Karaca için de işler normal gitmiyordu aslında. Sadece bebeğe bakmıyordu, artık Azer'in geliş saatine göre evde akşam yemeği masası kuruluyordu mesela. Ya da akşamları çay koyuyordu ikisine de. Azer, onunla sohbet ediyordu. Pek derin şeyler konuşmuyorlardı belki ama dışarıdan gören onları bir aile sanabilirdi. İşin garip tarafı, ikisi de farkında olmalarına rağmen oynadıkları bu oyunun biteceğinden bahsetmiyorlardı asla.

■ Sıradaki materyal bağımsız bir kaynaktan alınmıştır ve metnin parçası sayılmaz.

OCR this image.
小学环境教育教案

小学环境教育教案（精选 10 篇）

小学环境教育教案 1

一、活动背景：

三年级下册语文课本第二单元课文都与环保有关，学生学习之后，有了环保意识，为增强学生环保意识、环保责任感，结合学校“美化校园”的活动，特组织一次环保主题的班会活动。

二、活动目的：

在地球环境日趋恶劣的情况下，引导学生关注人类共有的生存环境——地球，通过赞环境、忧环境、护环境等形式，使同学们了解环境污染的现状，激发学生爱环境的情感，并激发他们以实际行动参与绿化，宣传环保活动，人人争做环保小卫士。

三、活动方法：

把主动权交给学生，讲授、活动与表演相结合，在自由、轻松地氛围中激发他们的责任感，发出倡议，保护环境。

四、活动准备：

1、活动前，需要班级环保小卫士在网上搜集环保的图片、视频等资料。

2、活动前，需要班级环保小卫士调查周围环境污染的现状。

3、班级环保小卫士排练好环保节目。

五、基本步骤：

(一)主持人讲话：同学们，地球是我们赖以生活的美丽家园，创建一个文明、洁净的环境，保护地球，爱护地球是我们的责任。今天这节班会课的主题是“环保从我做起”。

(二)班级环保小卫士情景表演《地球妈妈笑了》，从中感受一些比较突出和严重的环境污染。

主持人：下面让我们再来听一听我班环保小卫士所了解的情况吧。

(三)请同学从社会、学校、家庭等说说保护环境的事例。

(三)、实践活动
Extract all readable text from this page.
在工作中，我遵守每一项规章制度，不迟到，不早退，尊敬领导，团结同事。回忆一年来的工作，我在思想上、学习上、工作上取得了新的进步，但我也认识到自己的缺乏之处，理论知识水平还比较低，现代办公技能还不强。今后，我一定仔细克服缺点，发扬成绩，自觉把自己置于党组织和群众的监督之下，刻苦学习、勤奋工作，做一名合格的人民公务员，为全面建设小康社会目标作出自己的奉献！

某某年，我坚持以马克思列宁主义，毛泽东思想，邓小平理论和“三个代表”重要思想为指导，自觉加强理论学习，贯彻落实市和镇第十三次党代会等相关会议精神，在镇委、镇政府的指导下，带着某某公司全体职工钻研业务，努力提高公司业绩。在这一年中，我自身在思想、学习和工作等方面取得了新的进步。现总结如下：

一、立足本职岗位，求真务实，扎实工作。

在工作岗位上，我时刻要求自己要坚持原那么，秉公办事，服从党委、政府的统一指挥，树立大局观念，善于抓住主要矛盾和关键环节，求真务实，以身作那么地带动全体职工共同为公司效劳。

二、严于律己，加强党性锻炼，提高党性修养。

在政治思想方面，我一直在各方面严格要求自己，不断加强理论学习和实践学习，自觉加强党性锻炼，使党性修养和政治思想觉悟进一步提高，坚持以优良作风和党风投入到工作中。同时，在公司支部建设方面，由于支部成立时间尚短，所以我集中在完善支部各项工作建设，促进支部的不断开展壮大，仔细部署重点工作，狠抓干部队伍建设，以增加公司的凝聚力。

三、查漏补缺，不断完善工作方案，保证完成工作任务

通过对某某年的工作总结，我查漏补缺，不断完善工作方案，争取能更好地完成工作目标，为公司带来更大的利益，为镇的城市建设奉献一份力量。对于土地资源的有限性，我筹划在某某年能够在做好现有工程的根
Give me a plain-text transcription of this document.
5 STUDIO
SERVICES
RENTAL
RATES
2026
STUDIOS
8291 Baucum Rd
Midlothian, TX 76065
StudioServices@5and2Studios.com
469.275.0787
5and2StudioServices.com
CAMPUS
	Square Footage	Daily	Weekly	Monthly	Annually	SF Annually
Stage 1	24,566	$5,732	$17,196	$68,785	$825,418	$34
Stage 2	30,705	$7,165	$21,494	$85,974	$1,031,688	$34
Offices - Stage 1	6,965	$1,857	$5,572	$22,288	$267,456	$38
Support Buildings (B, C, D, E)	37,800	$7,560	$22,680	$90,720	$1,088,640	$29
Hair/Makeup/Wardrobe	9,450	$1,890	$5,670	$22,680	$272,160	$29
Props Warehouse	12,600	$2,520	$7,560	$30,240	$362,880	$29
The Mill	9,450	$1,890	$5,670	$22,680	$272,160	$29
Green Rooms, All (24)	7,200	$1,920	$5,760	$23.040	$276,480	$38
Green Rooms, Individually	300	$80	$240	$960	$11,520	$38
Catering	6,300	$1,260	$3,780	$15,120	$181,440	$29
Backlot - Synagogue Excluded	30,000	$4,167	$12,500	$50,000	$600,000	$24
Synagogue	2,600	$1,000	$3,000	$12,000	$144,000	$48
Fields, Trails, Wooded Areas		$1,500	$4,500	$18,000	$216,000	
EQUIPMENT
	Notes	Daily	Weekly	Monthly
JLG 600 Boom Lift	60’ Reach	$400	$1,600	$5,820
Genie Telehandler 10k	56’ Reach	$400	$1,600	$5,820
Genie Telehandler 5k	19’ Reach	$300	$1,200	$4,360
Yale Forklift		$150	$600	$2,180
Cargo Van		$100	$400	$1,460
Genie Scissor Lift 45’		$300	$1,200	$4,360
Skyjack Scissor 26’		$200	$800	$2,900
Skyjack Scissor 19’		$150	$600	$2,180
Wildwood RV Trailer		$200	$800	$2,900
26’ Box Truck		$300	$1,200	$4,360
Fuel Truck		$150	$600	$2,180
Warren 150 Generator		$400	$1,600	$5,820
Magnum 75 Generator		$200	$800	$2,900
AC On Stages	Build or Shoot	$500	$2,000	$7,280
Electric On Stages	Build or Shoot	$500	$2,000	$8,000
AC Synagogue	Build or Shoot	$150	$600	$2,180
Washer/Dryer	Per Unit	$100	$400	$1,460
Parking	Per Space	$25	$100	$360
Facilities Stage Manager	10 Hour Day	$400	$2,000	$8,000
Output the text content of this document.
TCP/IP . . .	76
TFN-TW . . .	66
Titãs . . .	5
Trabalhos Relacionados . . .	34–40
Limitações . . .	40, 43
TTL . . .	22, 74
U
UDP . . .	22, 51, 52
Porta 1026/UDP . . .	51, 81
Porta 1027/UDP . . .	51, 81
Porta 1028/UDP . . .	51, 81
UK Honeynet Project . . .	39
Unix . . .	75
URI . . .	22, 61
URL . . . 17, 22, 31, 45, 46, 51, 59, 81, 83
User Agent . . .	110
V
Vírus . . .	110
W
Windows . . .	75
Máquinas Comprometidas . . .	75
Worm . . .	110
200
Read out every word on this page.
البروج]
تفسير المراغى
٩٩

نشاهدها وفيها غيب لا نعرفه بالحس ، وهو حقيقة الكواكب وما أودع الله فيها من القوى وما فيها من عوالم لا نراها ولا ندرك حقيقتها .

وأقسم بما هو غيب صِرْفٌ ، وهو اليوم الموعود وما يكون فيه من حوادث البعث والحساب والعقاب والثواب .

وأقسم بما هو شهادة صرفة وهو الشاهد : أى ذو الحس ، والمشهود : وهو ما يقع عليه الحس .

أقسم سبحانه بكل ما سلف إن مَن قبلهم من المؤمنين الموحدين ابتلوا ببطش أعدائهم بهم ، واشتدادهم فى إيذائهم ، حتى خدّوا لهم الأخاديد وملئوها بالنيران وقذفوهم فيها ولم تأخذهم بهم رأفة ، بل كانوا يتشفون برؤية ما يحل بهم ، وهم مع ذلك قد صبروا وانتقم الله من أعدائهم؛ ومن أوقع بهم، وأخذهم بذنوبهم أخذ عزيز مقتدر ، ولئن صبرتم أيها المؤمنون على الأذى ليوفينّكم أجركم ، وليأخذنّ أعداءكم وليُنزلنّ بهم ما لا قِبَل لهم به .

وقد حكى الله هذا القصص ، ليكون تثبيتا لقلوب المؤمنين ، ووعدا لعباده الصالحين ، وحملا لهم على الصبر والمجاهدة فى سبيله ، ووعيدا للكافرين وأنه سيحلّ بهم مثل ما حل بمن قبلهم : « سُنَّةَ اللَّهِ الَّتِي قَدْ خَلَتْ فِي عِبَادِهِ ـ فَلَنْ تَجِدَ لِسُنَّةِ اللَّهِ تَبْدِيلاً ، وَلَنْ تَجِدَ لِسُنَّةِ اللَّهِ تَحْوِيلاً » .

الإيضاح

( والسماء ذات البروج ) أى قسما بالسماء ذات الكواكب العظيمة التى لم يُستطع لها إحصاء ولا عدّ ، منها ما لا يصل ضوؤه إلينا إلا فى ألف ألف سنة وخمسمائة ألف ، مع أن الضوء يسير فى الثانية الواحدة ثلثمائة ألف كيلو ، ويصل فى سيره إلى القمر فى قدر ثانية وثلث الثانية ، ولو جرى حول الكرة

"Gel bakalım buraya." dedi Azer pusetteki bebeği yavaşça göğsüne yerleştirirken. Gözleri hala uyumakta olan Karaca'ya takıldı. İstediği zaman gerçekten de çekilebilir birine dönüşebiliyordu Karaca. Hatta ne çekilebiliri, Azer onunla saatlerce sohbet edebilirdi. Asi yanının altında anlayışlı bir kadın vardı, genelde öfkeyle parlayan gözler istediğinde muzip bir ifadeyle ışıldayabiliyordu. Ya da sinirle birbirine bastırmadığında dudakları güzel gülüşünü çevreliyordu.
"Ne hale getirdin bizi, ha?" dedi bebeğin kulağına doğru fısıldayarak. Güya şikayetçiydi söylemi ama yerinde sallanıp sırıtırken hiç inandırıcı görünmüyordu.
Bebek ısrarla ağlamaya devam ettiğinde, Azer'in Karaca'yı uyandırmaktan başka çaresi kalmadı.
"Karaca?" dedi yanına oturup. Kadın kıpırdanıp kafasını yastığa daha da gömünce, nasıl nefes alabildiğini düşürdü Azer.
"Karaca, uyanman lazım."
Bu sefer Karaca saçlarının yayıldığı yastıktan ok gibi fırladı ve az kalsın ona fazla yakın duran Azer'e kafa atıyordu.
"Noldu?" dedi panikle ve bebeği yoklamak için yana dönecekti ki Azer tek elini masumane bir şekilde kaldırdı.
"Sakin ol. Bebek acıktı galiba." dediğinde Karaca meseleye ayılıp kafasını salladı. Üstündeki örtüyü kenara atıp yatakta oturur pozisyona geçerken Azer ona yer açmak için ayağa kalktı.
"Dedim sana sütü ısıtmayı bana da göster diye. Uyandırmak zorunda kalıyorum sonra seni." demesiyle Karaca hafifçe güldü ve saçlarını bileğindeki lastikle dağınık bir topuz yaptı.
"Derecesini ayarlayamıyorsun Azer. El kadar bebeği yakacaksın ondan sonra."
Bir zamanlar tek kelime söylemeyi reddettiği adama sataşıyordu şimdi ve işin garibi bu hoşuna da gidiyordu. Karaca sütü ısıtmaya gittiğinde, Azer uzanıp pusette bebeğin yanında duran sarı civcivi eline alıp bebeğin önünde salladı.